We had decided we were going to truck the tuk tuk from Lahore to the border town of Taftan so that we wouldn’t be screaming out to the kidnappers in Balochistan with our new bells, whistles, and spinning propellers.
We still didn’t know whether to take the bus ourselves, or rent a car from Quetta, because sometimes busses are stopped and those unliked would either be killed or kidnapped, and the rent a car is much more expensive. Our funds are quickly running out because of everything, and we don’t even have the money to pay for the ‘translator’ in Iran anymore.
The night before however, our contact down in Karachi had insisted it would be worth going there with the tuk tuk because of the media coverage, so we decided to leave Lahore at 5 am to head down south. We were going to truck our tuk tuk from there and head to Quetta with the bus, and at some point make a decision about how to go on from there.
Karachi is 1235Km from Lahore, so we were told to stay the night at Sukkur, which was a 777 km drive. Apparently it would be best that way since no safe place would be in between. This was one hell of ride in the heat, and all three of us were already showing signs of a breakdown.
At one point we stopped to buy some drinks in front of a shop that was of course closed, and upon turning the ignition to continue, our tuk tuk said absolutely nothing. The elecrtics were busted.
Pyry opened up the dashboard to follow the leads, and after the short detective work he noticed one of the battery cables had detached from the engine. It’s an easy fix if you know what to do and where to put it, but neither of course had the slightest idea.
Within minutes we had helpful Pakistanis looking over our shoulder, and one called us a mechanic. Within 20 minutes it was fixed, we were wiser, and an 8 man band came with their even smaller three wheeler called Qingqi, to say hello and take some pictures.
Then our speedometer broke, but Pyry managed to fix it with some more detective work. The local over-the-shoulder helpers and one don’t-know-what-I’m-doing-but-I-want-to-poke-things helper gave Pyry looks of acceptance as he jacked up the tuk tuk and got his hands dirty.
The engine had also started making a weird noise, so we checked everything we could, but nothing helped. We were in desperate need of a mechanic, but we also needed to make it to Sukkur.
All we could do was drive, and hope that we’d make it to Karachi the next day as we we’re told it would be best to get all the way there before stopping for the mechanic.
This only raised the stress levels. We didn’t want to breakdown in the worlds most dangerous area, we are running out of money, and we didn’t really have time to fix everything either. This was the time we thought to ourselves that we really are in deep cotton flowers.
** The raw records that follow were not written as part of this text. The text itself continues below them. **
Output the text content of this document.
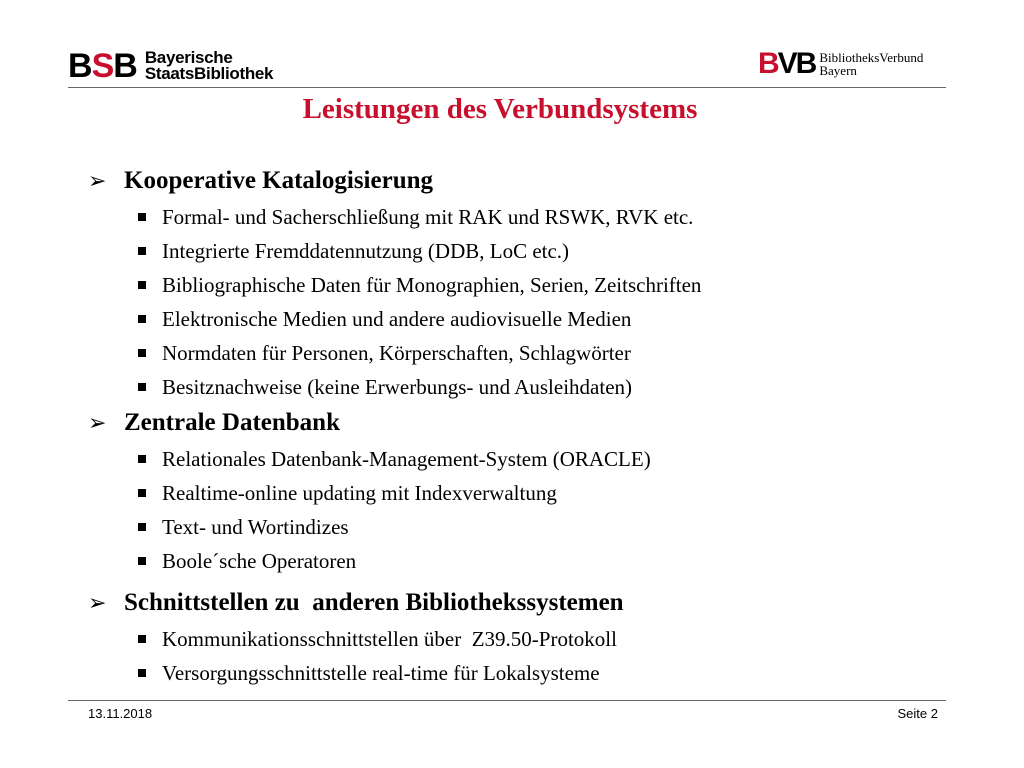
B S B Bayerische
StaatsBibliothek	BVB BibliotheksVerbund
Bayern
Leistungen des Verbundsystems
➢ Kooperative Katalogisierung
Formal- und Sacherschließung mit RAK und RSWK, RVK etc.
Integrierte Fremddatennutzung (DDB, LoC etc.)
Bibliographische Daten für Monographien, Serien, Zeitschriften
Elektronische Medien und andere audiovisuelle Medien
Normdaten für Personen, Körperschaften, Schlagwörter
Besitznachweise (keine Erwerbungs- und Ausleihdaten)
➢ Zentrale Datenbank
Relationales Datenbank-Management-System (ORACLE)
Realtime-online updating mit Indexverwaltung
Text- und Wortindizes
Boole´sche Operatoren
➢ Schnittstellen zu  anderen Bibliothekssystemen
Kommunikationsschnittstellen über  Z39.50-Protokoll
Versorgungsschnittstelle real-time für Lokalsysteme
13.11.2018	Seite 2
We were truly hoping that the strange works of Allah would produce us some kind of miracle.
Driving along we had to slow down because everything started shaking when going over 70km/h. We googled what we could and came to the conclusion that it was either a faulty spark plug or then transmission fluid. With 225 km to go, 1 hour of daylight left, and no hope in sight, we decided to check the spark plugs since it was quick and easy.
After starting up again, Pyry accelerated to 70 to see if it had helped, and the shaking began again. Now we were almost certain it was the transmission.
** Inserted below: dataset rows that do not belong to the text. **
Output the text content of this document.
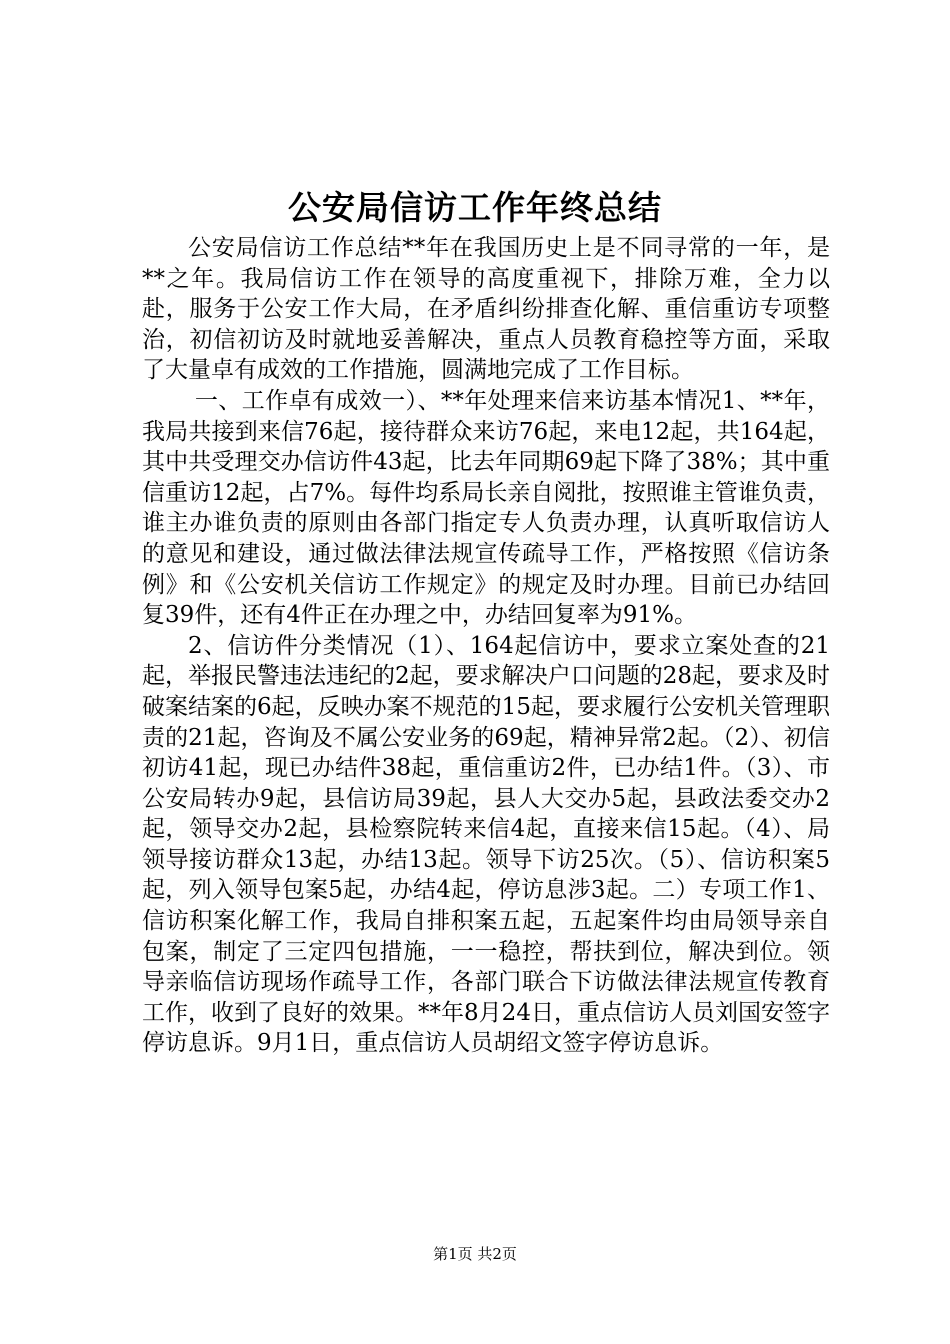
公安局信访工作年终总结

公安局信访工作总结**年在我国历史上是不同寻常的一年，是**之年。我局信访工作在领导的高度重视下，排除万难，全力以赴，服务于公安工作大局，在矛盾纠纷排查化解、重信重访专项整治，初信初访及时就地妥善解决，重点人员教育稳控等方面，采取了大量卓有成效的工作措施，圆满地完成了工作目标。

一、工作卓有成效一）、**年处理来信来访基本情况1、**年，我局共接到来信76起，接待群众来访76起，来电12起，共164起，其中共受理交办信访件43起，比去年同期69起下降了38%；其中重信重访12起，占7%。每件均系局长亲自阅批，按照谁主管谁负责，谁主办谁负责的原则由各部门指定专人负责办理，认真听取信访人的意见和建设，通过做法律法规宣传疏导工作，严格按照《信访条例》和《公安机关信访工作规定》的规定及时办理。目前已办结回复39件，还有4件正在办理之中，办结回复率为91%。

2、信访件分类情况（1）、164起信访中，要求立案处查的21起，举报民警违法违纪的2起，要求解决户口问题的28起，要求及时破案结案的6起，反映办案不规范的15起，要求履行公安机关管理职责的21起，咨询及不属公安业务的69起，精神异常2起。（2）、初信初访41起，现已办结件38起，重信重访2件，已办结1件。（3）、市公安局转办9起，县信访局39起，县人大交办5起，县政法委交办2起，领导交办2起，县检察院转来信4起，直接来信15起。（4）、局领导接访群众13起，办结13起。领导下访25次。（5）、信访积案5起，列入领导包案5起，办结4起，停访息涉3起。二）专项工作1、信访积案化解工作，我局自排积案五起，五起案件均由局领导亲自包案，制定了三定四包措施，一一稳控，帮扶到位，解决到位。领导亲临信访现场作疏导工作，各部门联合下访做法律法规宣传教育工作，收到了良好的效果。**年8月24日，重点信访人员刘国安签字停访息诉。9月1日，重点信访人员胡绍文签字停访息诉。

第1页 共2页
Within ten seconds of this thought we heard a loud BANG and felt the tuk tuk shake like crazy, and as we pulled over and looked back we could see our crankshaft tumbling on the road with many smaller pieces of metal spreading out. Oh cotton flowers we thought to ourselves, realising we just had a major breakdown somewhere in the middle of Pakistan. There was no chance of us going anywhere.
With this, all our plans, all our hurry, and all our stress
The beauty of a force majure is that there is absolutely nothing to do but to make the best of it, so with a smile on our faces we pulled out the camera to record this predicament we had gotten ourselves into.
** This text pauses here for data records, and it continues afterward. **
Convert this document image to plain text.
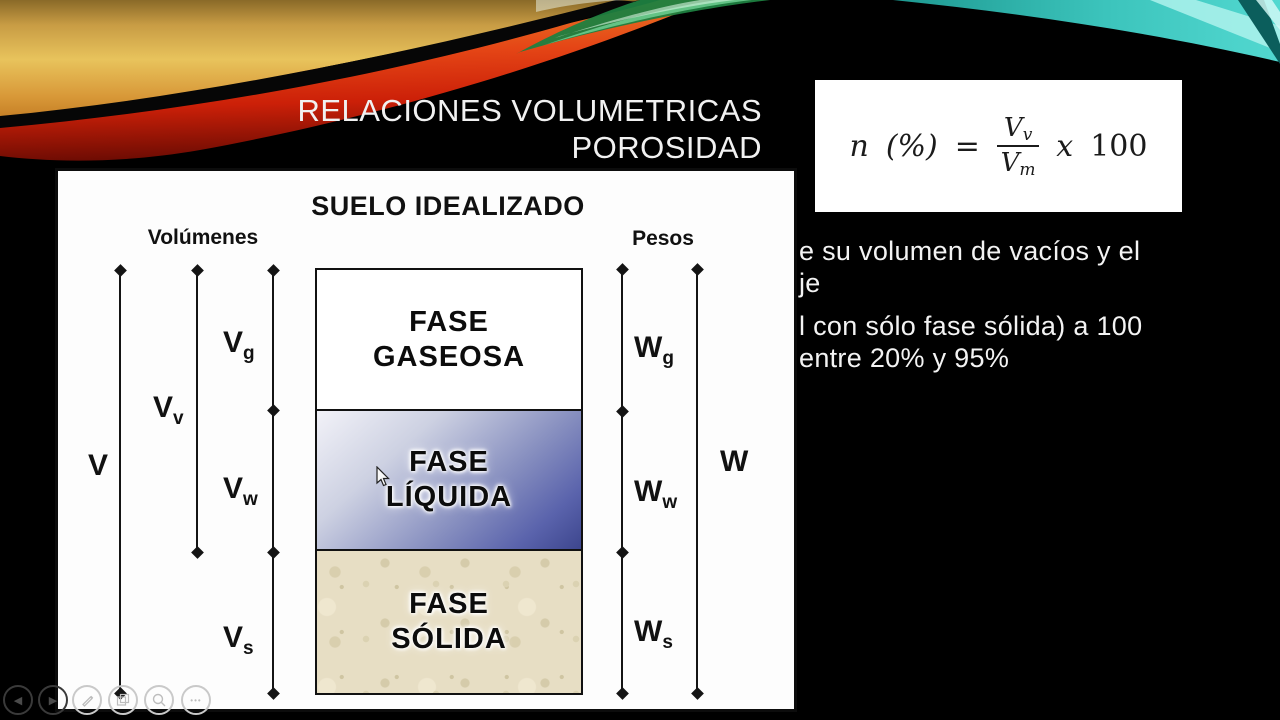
RELACIONES VOLUMETRICAS
POROSIDAD	n (%) = $\frac{V_v}{V_m}$ x 100
e su volumen de vacíos y el
je
l con sólo fase sólida) a 100
entre 20% y 95%
SUELO IDEALIZADO
Volúmenes	Pesos
V
$V_v$
$V_g$
$V_w$
$V_s$
$W_g$
$W_w$
$W_s$
W
FASE
GASEOSA
FASE
LÍQUIDA
FASE
SÓLIDA
◀ ▶	•••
In the time of need friendship is weighed, and Pakistan in spite of all we were told, turned a friendly hand. People helped to gather the broken pieces, one helped to call the help line where no one answered, and within minutes a police car came to tow us to the nearest mechanic.
That mechanic could not help since we needed spare parts, so as the beautiful sun was setting we were taken to a gas station where we were fed, bathed, and offered a place to sleep.
On the back yard of the gas station, next to fields of sweet cotton and soft sugarcane, we had a fan, two beds, and our personal sniper on the roof to keep all three of us safe.
While looking up at the stars with a huge smile on our faces, our eyes closed into the first relaxed sleep we have had in a long long time.